# Can agent based machine learning achieved with any ML algorithms other than neural network?

I would like to know other tha neural network, is there any ML technique for agent based ML. If so how to train an agent with some predefined rules? Can we use python programming for representing those rules?

Neural networks are not inherently part of reinforcement learning (a popular agent-based framework for describing control problems). In general, if you have an agent-based scenario, you are trying to optimise a function:

Policy( State ) -> Action


Where State can be any combination of current observations and history that seem relevant to the problem. The optimisation is usually over some measure of success, achieving goals etc. Reinforcement learning formalises these terms using Markov Decision Processes, which is a very general and successful approach, but not the only one.

Finding the best policy does not require neural networks. There are a lot of basic reinforcement learning algorithms that are defined without reference to NNs. For instance, Q-learning does not need neural networks, they are an optional extra. In addition, you do not need to even use RL - you can try to search for a suitable Policy function directly using a method such as Genetic Algorithms.

Focusing more on RL methods, the usual approach without any kind of function approximator is to just store an estimate of the value of each state or state/action pair. This value is a measure of long term reward, and has a formal definition in RL. Often called the tabular approach , because it is just a table of states and their estimated values, it works for small problems just fine. For example you can train an agent to play tic tac toe, find an optimal path that moves over a grid, or discover when to hold and when to twist in a simplified blackjack game.

However, problems start to occur with the most basic methods when the state space becomes large, which happens very easily. Tabular methods are OK up to a million or maybe ten million states (depending on how easy it is to take trial actions). These are enumerated states, so typically adding a single dimension to a problem multiplies the number of possible states by the number of options in that new dimension. So after a certain level of complexity, a simple table is not good enough, and you need a function approximator. Function approximators for RL ideally have the following properties:

• Can generalise from examples.

• Can be updated online as new data arrives, progressively forgetting old data.

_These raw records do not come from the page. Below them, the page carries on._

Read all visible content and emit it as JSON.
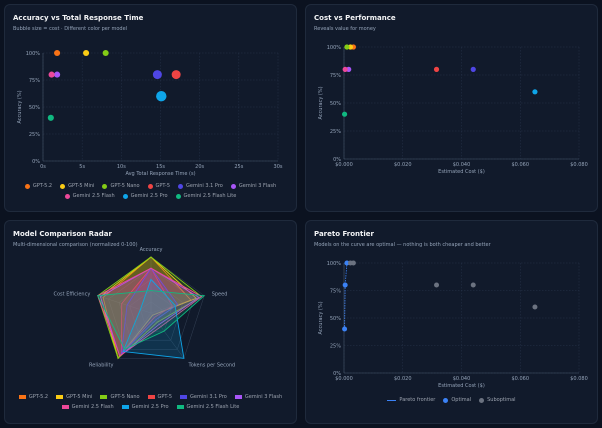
{
  "models": [
    {
      "name": "GPT-5.2",
      "color": "#f97316"
    },
    {
      "name": "GPT-5 Mini",
      "color": "#facc15"
    },
    {
      "name": "GPT-5 Nano",
      "color": "#84cc16"
    },
    {
      "name": "GPT-5",
      "color": "#ef4444"
    },
    {
      "name": "Gemini 3.1 Pro",
      "color": "#4f46e5"
    },
    {
      "name": "Gemini 3 Flash",
      "color": "#a855f7"
    },
    {
      "name": "Gemini 2.5 Flash",
      "color": "#ec4899"
    },
    {
      "name": "Gemini 2.5 Pro",
      "color": "#0ea5e9"
    },
    {
      "name": "Gemini 2.5 Flash Lite",
      "color": "#10b981"
    }
  ],
  "panels": {
    "accuracy_vs_time": {
      "title": "Accuracy vs Total Response Time",
      "subtitle": "Bubble size = cost · Different color per model"
    },
    "cost_vs_perf": {
      "title": "Cost vs Performance",
      "subtitle": "Reveals value for money"
    },
    "radar": {
      "title": "Model Comparison Radar",
      "subtitle": "Multi-dimensional comparison (normalized 0-100)"
    },
    "pareto": {
      "title": "Pareto Frontier",
      "subtitle": "Models on the curve are optimal — nothing is both cheaper and better"
    }
  },
  "pareto_legend": {
    "frontier": "Pareto frontier",
    "optimal": "Optimal",
    "suboptimal": "Suboptimal"
  },
  "chart_data": [
    {
      "type": "scatter",
      "title": "Accuracy vs Total Response Time",
      "xlabel": "Avg Total Response Time (s)",
      "ylabel": "Accuracy (%)",
      "xlim": [
        0,
        30
      ],
      "ylim": [
        0,
        100
      ],
      "xticks": [
        "0s",
        "5s",
        "10s",
        "15s",
        "20s",
        "25s",
        "30s"
      ],
      "yticks": [
        "0%",
        "25%",
        "50%",
        "75%",
        "100%"
      ],
      "points": [
        {
          "model": "GPT-5.2",
          "x": 1.8,
          "y": 100,
          "size": 4
        },
        {
          "model": "GPT-5 Mini",
          "x": 5.5,
          "y": 100,
          "size": 4
        },
        {
          "model": "GPT-5 Nano",
          "x": 8,
          "y": 100,
          "size": 4
        },
        {
          "model": "GPT-5",
          "x": 17,
          "y": 80,
          "size": 6
        },
        {
          "model": "Gemini 3.1 Pro",
          "x": 14.6,
          "y": 80,
          "size": 6
        },
        {
          "model": "Gemini 3 Flash",
          "x": 1.8,
          "y": 80,
          "size": 4
        },
        {
          "model": "Gemini 2.5 Flash",
          "x": 1.1,
          "y": 80,
          "size": 4
        },
        {
          "model": "Gemini 2.5 Pro",
          "x": 15.1,
          "y": 60,
          "size": 7
        },
        {
          "model": "Gemini 2.5 Flash Lite",
          "x": 1,
          "y": 40,
          "size": 4
        }
      ]
    },
    {
      "type": "scatter",
      "title": "Cost vs Performance",
      "xlabel": "Estimated Cost ($)",
      "ylabel": "Accuracy (%)",
      "xlim": [
        0,
        0.08
      ],
      "ylim": [
        0,
        100
      ],
      "xticks": [
        "$0.000",
        "$0.020",
        "$0.040",
        "$0.060",
        "$0.080"
      ],
      "yticks": [
        "0%",
        "25%",
        "50%",
        "75%",
        "100%"
      ],
      "points": [
        {
          "model": "GPT-5.2",
          "x": 0.0032,
          "y": 100
        },
        {
          "model": "GPT-5 Mini",
          "x": 0.0022,
          "y": 100
        },
        {
          "model": "GPT-5 Nano",
          "x": 0.001,
          "y": 100
        },
        {
          "model": "GPT-5",
          "x": 0.0315,
          "y": 80
        },
        {
          "model": "Gemini 3.1 Pro",
          "x": 0.044,
          "y": 80
        },
        {
          "model": "Gemini 3 Flash",
          "x": 0.0016,
          "y": 80
        },
        {
          "model": "Gemini 2.5 Flash",
          "x": 0.0004,
          "y": 80
        },
        {
          "model": "Gemini 2.5 Pro",
          "x": 0.065,
          "y": 60
        },
        {
          "model": "Gemini 2.5 Flash Lite",
          "x": 0.0002,
          "y": 40
        }
      ]
    },
    {
      "type": "radar",
      "title": "Model Comparison Radar",
      "axes": [
        "Accuracy",
        "Speed",
        "Tokens per Second",
        "Reliability",
        "Cost Efficiency"
      ],
      "max": 100,
      "series": [
        {
          "model": "GPT-5.2",
          "values": [
            100,
            75,
            5,
            100,
            90
          ]
        },
        {
          "model": "GPT-5 Mini",
          "values": [
            100,
            85,
            5,
            100,
            95
          ]
        },
        {
          "model": "GPT-5 Nano",
          "values": [
            100,
            95,
            20,
            100,
            100
          ]
        },
        {
          "model": "GPT-5",
          "values": [
            80,
            40,
            10,
            90,
            55
          ]
        },
        {
          "model": "Gemini 3.1 Pro",
          "values": [
            80,
            50,
            15,
            90,
            45
          ]
        },
        {
          "model": "Gemini 3 Flash",
          "values": [
            80,
            90,
            25,
            95,
            95
          ]
        },
        {
          "model": "Gemini 2.5 Flash",
          "values": [
            80,
            95,
            30,
            95,
            100
          ]
        },
        {
          "model": "Gemini 2.5 Pro",
          "values": [
            60,
            45,
            100,
            85,
            20
          ]
        },
        {
          "model": "Gemini 2.5 Flash Lite",
          "values": [
            40,
            100,
            40,
            80,
            100
          ]
        }
      ]
    },
    {
      "type": "scatter",
      "title": "Pareto Frontier",
      "xlabel": "Estimated Cost ($)",
      "ylabel": "Accuracy (%)",
      "xlim": [
        0,
        0.08
      ],
      "ylim": [
        0,
        100
      ],
      "xticks": [
        "$0.000",
        "$0.020",
        "$0.040",
        "$0.060",
        "$0.080"
      ],
      "yticks": [
        "0%",
        "25%",
        "50%",
        "75%",
        "100%"
      ],
      "points": [
        {
          "x": 0.0002,
          "y": 40,
          "status": "optimal"
        },
        {
          "x": 0.0004,
          "y": 80,
          "status": "optimal"
        },
        {
          "x": 0.001,
          "y": 100,
          "status": "optimal"
        },
        {
          "x": 0.0022,
          "y": 100,
          "status": "suboptimal"
        },
        {
          "x": 0.0032,
          "y": 100,
          "status": "suboptimal"
        },
        {
          "x": 0.0315,
          "y": 80,
          "status": "suboptimal"
        },
        {
          "x": 0.044,
          "y": 80,
          "status": "suboptimal"
        },
        {
          "x": 0.065,
          "y": 60,
          "status": "suboptimal"
        }
      ]
    }
  ]
}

• Can be differentiated with respect to their learning parameters.

Neural networks fit the bill. Some other popular supervised learning techniques do not - for instance Random Forests cannot usually be trained online.

In fact linear regression does work, and it is a very simple approach. For some problems, linear regression works very well in combination with reinforcement learning. You may need to do some careful feature engineering, and it is not always possible for more complex problems, but if you have a "medium-sized" agent-based problem - simpler than learning Go or playing video games - and you want to avoid using neural networks, then you should be able to attempt to train an agent using a combination of RL, such as Q-learning, plus linear regression.

Both Q-learning and linear regression have plenty of examples available online, and can be implemented from scratch using basic Python frameworks such as NumPy.